If your business is, or could be, affected by late invoice payments there are a few measures you can take. Don’t be scared to set your own payment terms and to expect your clients to abide by them. You should keep a constant eye on the ageing times of your invoices – that is, the length of time that elapses between you raising an invoice and it being paid. The aim is to keep these periods short, and to effectively manage your expenditure around them, in order to ensure that there are no troughs in your cashflow.
Begin by thinking about ways to ensure prompt payment before you even raise an invoice. There are several ways in which you can pre-emptively reduce your chances of falling victim to late payment. These include:
Vetting customers. Depending on the nature of your business, you may be able to vet your clients before agreeing to do business with them. Consider running credit checks on potential customers in order to ensure that they have a track record of prompt payment. Many credit reference agencies provide affordable solutions for small businesses.

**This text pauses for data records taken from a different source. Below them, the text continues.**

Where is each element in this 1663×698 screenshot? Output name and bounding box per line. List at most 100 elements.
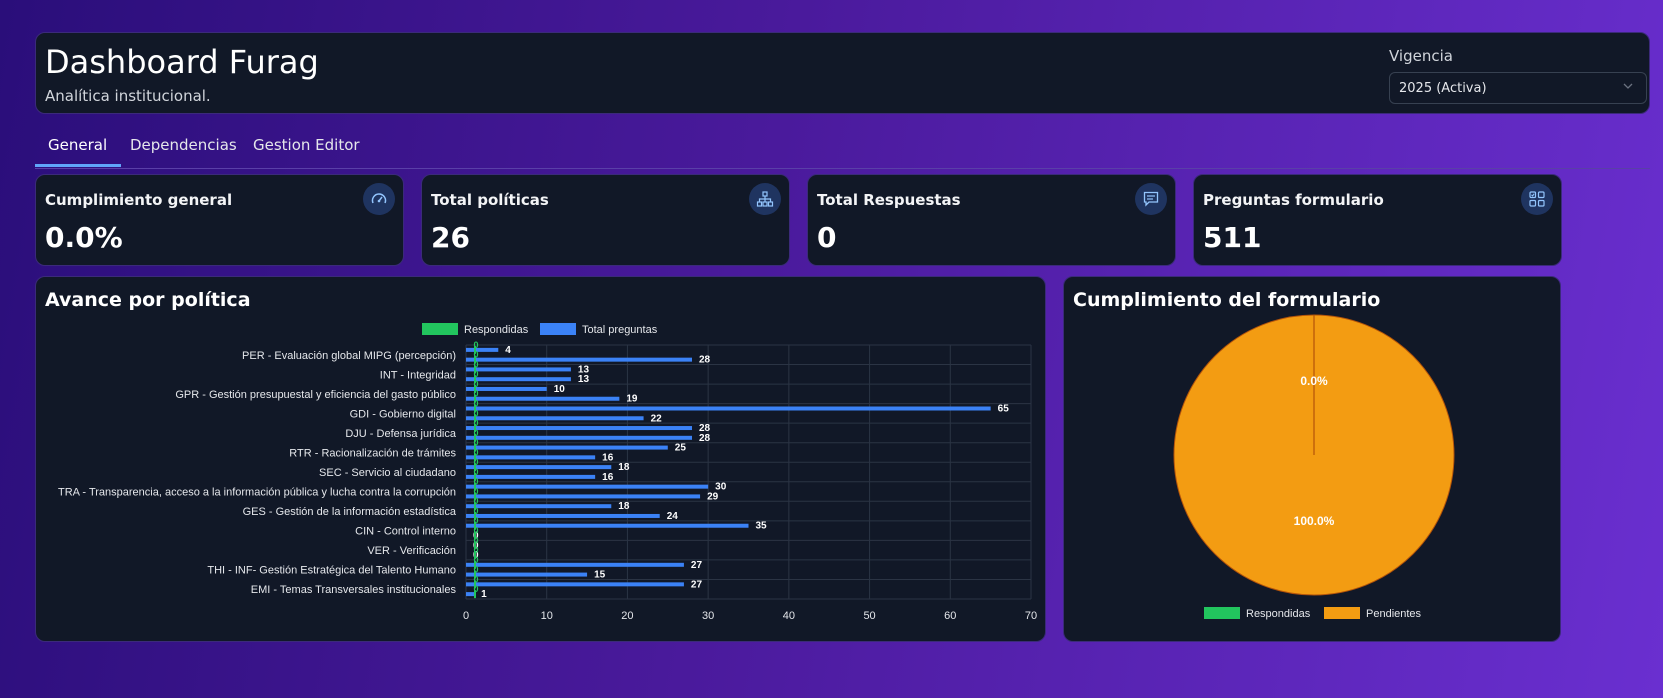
bar-total xyxy=(466,386,547,391)
bar-respondidas-label: 0 xyxy=(473,457,478,467)
bar-value-label: 15 xyxy=(594,570,606,581)
bar-total xyxy=(466,513,660,518)
bar-total xyxy=(466,592,475,597)
bar-respondidas xyxy=(474,492,476,501)
bar-total xyxy=(466,572,588,577)
bar-respondidas-label: 0 xyxy=(473,350,478,360)
y-tick-label: RTR - Racionalización de trámites xyxy=(289,447,456,459)
bar-total xyxy=(466,582,684,587)
bar-chart: Respondidas Total preguntas 0 10 20 30 40 50 60 7… xyxy=(58,323,1037,622)
bar-value-label: 18 xyxy=(618,501,630,512)
y-tick-label: INT - Integridad xyxy=(380,369,456,381)
active-tab-indicator xyxy=(35,164,121,167)
bar-value-label: 24 xyxy=(667,511,679,522)
x-tick-label: 70 xyxy=(1025,610,1037,622)
bar-total xyxy=(466,367,571,372)
kpi-preguntas-formulario: Preguntas formulario 511 xyxy=(1193,174,1562,266)
bar-value-label: 28 xyxy=(699,433,711,444)
bar-respondidas-label: 0 xyxy=(473,535,478,545)
bar-respondidas-label: 0 xyxy=(473,477,478,487)
grid-check-icon xyxy=(1521,183,1553,215)
bar-respondidas xyxy=(474,433,476,442)
legend-label: Respondidas xyxy=(1246,608,1311,620)
bar-value-label: 27 xyxy=(691,560,703,571)
x-tick-label: 0 xyxy=(463,610,469,622)
bar-chart-title: Avance por política xyxy=(45,289,251,311)
y-tick-label: VER - Verificación xyxy=(367,545,456,557)
bar-value-label: 16 xyxy=(602,472,614,483)
bar-respondidas-label: 0 xyxy=(473,418,478,428)
bar-total xyxy=(466,562,684,567)
bar-respondidas xyxy=(474,443,476,452)
y-tick-label: GPR - Gestión presupuestal y eficiencia … xyxy=(175,389,456,401)
x-tick-label: 60 xyxy=(944,610,956,622)
bar-total xyxy=(466,504,612,509)
bar-value-label: 27 xyxy=(691,579,703,590)
bar-respondidas-label: 0 xyxy=(473,526,478,536)
bar-respondidas xyxy=(474,482,476,491)
bar-value-label: 10 xyxy=(554,384,566,395)
pie-chart-title: Cumplimiento del formulario xyxy=(1073,289,1381,311)
bar-total xyxy=(466,396,620,401)
kpi-value: 0 xyxy=(817,221,837,254)
bar-respondidas xyxy=(474,531,476,540)
bar-respondidas-label: 0 xyxy=(473,359,478,369)
bar-total xyxy=(466,523,749,528)
bar-respondidas-label: 0 xyxy=(473,545,478,555)
x-tick-label: 20 xyxy=(621,610,633,622)
kpi-total-politicas: Total políticas 26 xyxy=(421,174,790,266)
tab-dependencias[interactable]: Dependencias xyxy=(130,136,237,154)
pie-label-pendientes: 100.0% xyxy=(1294,514,1335,528)
bar-value-label: 65 xyxy=(998,404,1010,415)
bar-respondidas xyxy=(474,424,476,433)
bar-respondidas xyxy=(474,394,476,403)
kpi-title: Cumplimiento general xyxy=(45,191,233,209)
vigencia-select[interactable]: 2025 (Activa) xyxy=(1389,72,1647,104)
legend-label: Respondidas xyxy=(464,324,529,336)
bar-respondidas xyxy=(474,541,476,550)
x-tick-label: 40 xyxy=(783,610,795,622)
bar-respondidas xyxy=(474,590,476,599)
kpi-title: Total políticas xyxy=(431,191,549,209)
y-tick-label: GDI - Gobierno digital xyxy=(350,408,456,420)
x-tick-label: 30 xyxy=(702,610,714,622)
y-tick-label: GES - Gestión de la información estadíst… xyxy=(243,506,457,518)
bar-respondidas xyxy=(474,551,476,560)
y-tick-label: THI - INF- Gestión Estratégica del Talen… xyxy=(207,565,456,577)
legend-swatch-pendientes xyxy=(1324,607,1360,619)
bar-respondidas-label: 0 xyxy=(473,574,478,584)
bar-total xyxy=(466,377,571,382)
bar-respondidas-label: 0 xyxy=(473,389,478,399)
kpi-cumplimiento-general: Cumplimiento general 0.0% xyxy=(35,174,404,266)
y-tick-label: DJU - Defensa jurídica xyxy=(345,428,457,440)
bar-respondidas xyxy=(474,375,476,384)
tab-gestion-editor[interactable]: Gestion Editor xyxy=(253,136,360,154)
x-tick-label: 50 xyxy=(863,610,875,622)
bar-total xyxy=(466,406,991,411)
bar-value-label: 35 xyxy=(756,521,768,532)
bar-total xyxy=(466,465,612,470)
tab-general[interactable]: General xyxy=(48,136,108,154)
bar-respondidas xyxy=(474,521,476,530)
kpi-value: 511 xyxy=(1203,221,1262,254)
bar-respondidas xyxy=(474,384,476,393)
bar-respondidas xyxy=(474,414,476,423)
legend-label: Total preguntas xyxy=(582,324,658,336)
y-tick-label: TRA - Transparencia, acceso a la informa… xyxy=(58,487,456,499)
y-tick-label: CIN - Control interno xyxy=(355,526,456,538)
bar-respondidas-label: 0 xyxy=(473,447,478,457)
header-card: Dashboard Furag Analítica institucional.… xyxy=(35,32,1650,114)
pie-chart: 0.0% 100.0% Respondidas Pendientes xyxy=(1173,314,1455,620)
bar-total xyxy=(466,494,701,499)
legend-swatch-respondidas xyxy=(422,323,458,335)
bar-respondidas-label: 0 xyxy=(473,584,478,594)
legend-swatch-total xyxy=(540,323,576,335)
bar-respondidas xyxy=(474,345,476,354)
bar-total xyxy=(466,357,692,362)
bar-value-label: 13 xyxy=(578,364,590,375)
bar-respondidas xyxy=(474,472,476,481)
bar-value-label: 19 xyxy=(626,394,638,405)
bar-respondidas-label: 0 xyxy=(473,340,478,350)
bar-respondidas-label: 0 xyxy=(473,428,478,438)
x-tick-label: 10 xyxy=(541,610,553,622)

Outlining payment terms. It is vital that you make your payment terms clear from the outset. This will help to ensure that your client makes suitable plans, and cannot use an excuse of ignorance to stretch out their payment times. Make sure that your payment terms are clearly displayed on invoices, along with details of payment methods. If you accept payment by bank transfer, make sure your account details are included too.
If all else fails …
Frequently, despite your best efforts, payments will still be late. In these instances, there are a few steps you can take to minimise the length of time for which your invoices age.
This might sound obvious, but it is vital that you chase outstanding invoices. Remember that your clients will be concerned about their own cashflow, and this may well mean that they leave payment until the very last minute. Frequently, however, a phone call or email is all that is needed to ensure settlement. Do not be scared to chase late-paying customers; you are well within your rights to do so.

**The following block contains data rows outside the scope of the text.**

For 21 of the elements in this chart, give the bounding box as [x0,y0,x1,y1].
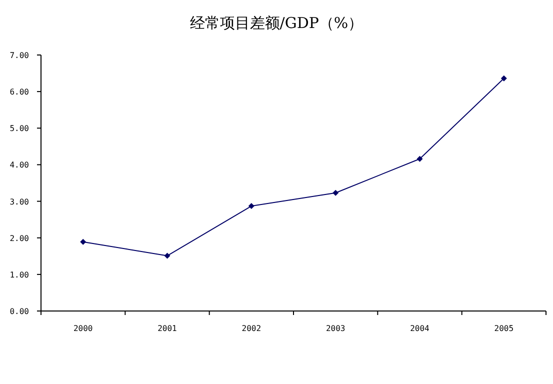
y-tick-label: 6.00 [10,88,30,97]
x-tick-label: 2004 [410,324,430,333]
x-tick-label: 2000 [73,324,93,333]
y-tick-label: 4.00 [10,160,30,170]
y-tick-label: 5.00 [10,124,30,134]
x-tick-label: 2005 [494,324,514,333]
y-tick-label: 3.00 [10,197,30,206]
point [416,156,423,162]
point [164,252,170,259]
x-tick-label: 2002 [242,324,262,333]
chart-title: 经常项目差额/GDP（%） [190,14,364,32]
y-tick-label: 0.00 [10,307,30,316]
point [500,75,507,82]
x-tick-label: 2001 [158,324,178,333]
y-tick-label: 7.00 [10,51,30,60]
point [332,190,339,196]
x-tick-label: 2003 [326,324,346,333]
point [80,238,86,245]
point [248,203,254,210]
y-tick-label: 2.00 [10,234,30,243]
y-tick-label: 1.00 [10,270,30,280]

You should maintain a ‘slush fund’ in order to ensure that you are never critically short of cash because of an unpaid invoice. The size of this fund will depend on the average value of your outstanding invoices, and your regular expenses but, at the very least, it should be large enough to cover costs like wages, rent and stock. You may wish to consider arranging an overdraft facility for this purpose.
Factoring and other invoice finance products can provide you with an advance of up to 90 per cent of the value of your invoices within 24 hours of them being raised. Your factoring partner will pay you the cash, and then take on the work of chasing your client for payment. Once the invoice has been settled, they will pay you the outstanding balance, minus a pre-agreed service fee and interest. A factoring facility is usually cheaper than using your business overdraft.
An increasing number of factoring companies are offering ‘transparent’ services. Under these arrangements any communication between the factor and your clients will appear to have come directly from your firm. Your clients need never know that you are making use of a factor.
Simply Business offers a way to compare quotes on factoring facilities and our partners will guide you through the set-up process and beyond.
As stressful as invoice chasing can be, it is vital that you do not lose your temper with clients. An argument over money is the quickest way to sever a relationship so, if you wish to do business with the client in the future, you should ensure that you remain cordial throughout.
Late payment is a major danger, and an issue that is frequently cited as a reason for business collapse. If you are to maintain a healthy cashflow it is vital that you develop efficient procedures for customer vetting and invoice chasing. Without these skills you risk placing your business at severe financial risk.